The Christian world just celebrated the Feast of Pentecost. In our liturgical calendar, Pentecost ends the Easter season and opens what is traditionally known as “Ordinary Time.” The current portion of Ordinary Time will lead us all the way to Advent, when Jesus’ life events will start to mark the passing of our weeks again.
The months between Pentecost and Advent are also known as the time of the Church, a time to celebrate the success of the Christian faith and the growth of the Church. The Book of Acts tells us the story of the early Church; it all starts with Pentecost in Acts 2.
After Jesus’ Ascension, the disciples are gathered in Jerusalem awaiting the coming of the Holy Spirit as promised to them. A loud noise is heard and tongues of fire descend from the sky and touch each apostle; filled with the Spirit, the apostles start preaching in other languages and, by miracle, each person in the crowd can hear them in his/her own language.
To describe those uncommon events, Luke uses imagery similar to both God’s apparition at the Mount Sinai (Exodus 19:16-19) and Jesus’ baptism (Luke 3:21-22). Such important allusions indicate that a new covenant is being established that day between God and humankind while the apostles receive the authority to start their own ministry and preach the Good News to the world. As the list of nations suggests, representatives of every known country are present in Jerusalem to witness the events and their presence anticipates the proclamation of the new covenant to the entire world (Acts 1:8). Despite Jesus’ death and departure, the Gospel will live and be announced to all.
In that sense, Pentecost is a message of survival and hope, of perseverance and faith, of community and equality. This is the story of Pentecost I grew up hearing.
I was born in the early days of the month of June; thus, my birthday often coincides with Pentecost. Back in my home country, Switzerland, Pentecost and the Monday after Pentecost are a national holiday and we enjoy a long 3-day weekend.

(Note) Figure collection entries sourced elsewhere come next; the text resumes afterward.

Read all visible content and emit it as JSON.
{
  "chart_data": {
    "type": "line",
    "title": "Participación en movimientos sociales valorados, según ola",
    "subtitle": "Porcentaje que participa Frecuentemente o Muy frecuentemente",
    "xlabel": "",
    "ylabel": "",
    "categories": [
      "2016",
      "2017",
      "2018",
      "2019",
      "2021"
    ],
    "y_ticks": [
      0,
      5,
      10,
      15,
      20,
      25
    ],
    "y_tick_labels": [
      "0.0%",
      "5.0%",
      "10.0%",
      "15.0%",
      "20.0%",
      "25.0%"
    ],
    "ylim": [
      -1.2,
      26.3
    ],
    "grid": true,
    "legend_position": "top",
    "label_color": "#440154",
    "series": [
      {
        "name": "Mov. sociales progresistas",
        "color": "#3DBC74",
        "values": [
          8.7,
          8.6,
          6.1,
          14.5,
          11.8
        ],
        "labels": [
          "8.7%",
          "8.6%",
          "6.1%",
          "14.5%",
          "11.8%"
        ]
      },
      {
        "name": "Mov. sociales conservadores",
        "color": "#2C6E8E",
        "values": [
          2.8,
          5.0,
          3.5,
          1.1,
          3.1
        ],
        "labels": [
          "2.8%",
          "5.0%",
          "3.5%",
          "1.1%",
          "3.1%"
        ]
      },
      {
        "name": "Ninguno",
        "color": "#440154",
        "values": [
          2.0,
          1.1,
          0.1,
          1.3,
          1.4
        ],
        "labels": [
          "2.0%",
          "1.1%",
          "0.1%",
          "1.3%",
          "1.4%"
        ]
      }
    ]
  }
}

Growing up, I got accustomed to celebrating my birthday during those special days when we would often gather for a family meal or take a trip. On the Pentecost Sunday, my church would usually celebrate Confirmations, it was always a big ceremony, with a lot of people and singing and colorful flowers. In my own context, I always thought of Pentecost as the celebratory feast that, indeed was bringing our Christian faith full circle!
I realized much later that in other parts of the world, however, the message of a universal conversion, the conversion of every nation “to the ends of the earth,” may resonate differently. My early understanding of Pentecost was challenged by voices from other parts of the world who may have heard in the story a desire to impose Christianity at any cost in countries around the world? Could it be that colonialism finds some of its roots in a distorted interpretation of Pentecost?
Over the past few years, the rise of an African theological discourse has shed light in new ways on how Western Christianity used the Bible as a tool for oppression and colonial power. In stark contrast with the original Pentecost story, the actions of the Church became in many cases violent, destroying nations, bringing a message that silenced other voices. From its origins as a group of poor people mourning the death of Jesus in Jerusalem, Christianity became an Empire that fully embraced power. This is a side of our history I needed to learn and that contemporary Christians need to keep in mind.
But as we re-read the story of Pentecost through the lens of colonial history we can experience the text in new positive ways as well. For instance, the list of all the nations that are witness to the descent of the Holy Spirit is traditionally read as a way to encompass the entire world in the mission of the early Church. Recent interpretations suggest that this very list translates in fact an act of resistance against the Roman Empire celebrating diversity and plurality:
The catalogue of nations, once under Roman Empire is now depicted by Luke as being proselytized by the early Christian movement. Roman historians… had claimed authority on these twelve kingdoms and Luke counters their imperial ideology by claiming that the nations were under the new master, who is Jesus Christ. (I. Kamudzandu, “The Holy Spirit as the Decolonizing and Re-Negotiating Power in Luke,” online source, p. 7)
Empires get rid of the name of the countries they invade and control (think about the age of the USSR and the number of countries that have been reborn since its fall in 1989.) Luke, however, names each nation and highlights the fact that they speak different languages. What matters here is that under Christ’s reign no one will be erased from the map!
As we are entering the Ordinary Time of the Church, how can we make sure that we become as inclusive as possible, as respectful of our differences as possible, and thus demonstrate to the world the power of the Holy Spirit?